J’ai d’abord été diplômée d’un DMA option Illustration à l’École Estienne à Paris, puis d’une licence et d’un master aux Beaux-Arts de Marseille.
Pour se sentir appartenir à un territoire, suffit-il d’y être né.e ? Suffit-il d’y grandir ou d’y vivre ? Ma pratique interroge ce sentiment d’appartenance, notamment en tant que femme évoluant dans les espaces ruraux. Mon attention se porte sur les liens qu’entretiennent les femmes entre elles au sein de ces espaces. Sans omettre certaines réalités il y a dans mon travail une volonté d’enchanter ce monde rural, mais aussi de raconter la fierté d’y avoir grandi. Le sentiment d’appartenance, c’est aussi assimiler et se ré-approprier les récits qui constituent l’endroit d’où l’on vient ; les histoires locales, familiales et personnelles.
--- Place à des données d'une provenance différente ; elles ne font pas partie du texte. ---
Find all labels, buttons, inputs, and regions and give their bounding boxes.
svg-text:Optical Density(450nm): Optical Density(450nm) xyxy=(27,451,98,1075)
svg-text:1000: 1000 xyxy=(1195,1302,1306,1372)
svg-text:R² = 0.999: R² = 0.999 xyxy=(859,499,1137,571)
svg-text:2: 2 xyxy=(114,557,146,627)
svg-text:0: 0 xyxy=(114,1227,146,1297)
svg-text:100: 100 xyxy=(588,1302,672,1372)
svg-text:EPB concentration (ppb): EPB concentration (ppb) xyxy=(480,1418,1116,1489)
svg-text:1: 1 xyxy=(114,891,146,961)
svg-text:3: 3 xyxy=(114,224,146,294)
Les contes et fictions populaires façonnent notre imaginaire collectif. Ma pratique tend à les réparer à l’aide de ces mémoires rurales, influencée par le concept de fiction réparatrice élaborée par Emilie Noteris.
À partir de témoignages de femmes résidant ou ayant grandi en Franche-Comté et de légendes collectées autour de personnalités féminines du territoire, je produis des installations et vidéos, traversées par le miroir déformant d’un imaginaire graphique et coloré. J’emploie différents langages formels afin de déployer ces récits : couture, impression textile, construction de décors, écriture de scripts, dessin, papier-peint, volume…
À partir de ces histoires lues ou retranscrites je fabrique un répertoire d’objets que je sélectionne pour créer une mise en scène : poupées évocatrices d’une présence humaine, animaux ou véhicules en tissus, bûches de bois, gâteaux, insectes et pattes d’oies en papier mâché, armes faites de branches ou baguettes magiques… Ces objets sont manipulés comme on jouerait à la poupée.
À chaque exposition ils sont agencés différemment, entretenant de nouvelles relations, offrant ainsi une nouvelle lecture. Parfois, ils deviennent des décors ou des costumes pour des projets de films. Activés par des acteurices, ils changent alors de fonction : il est véritablement question de jouer avec.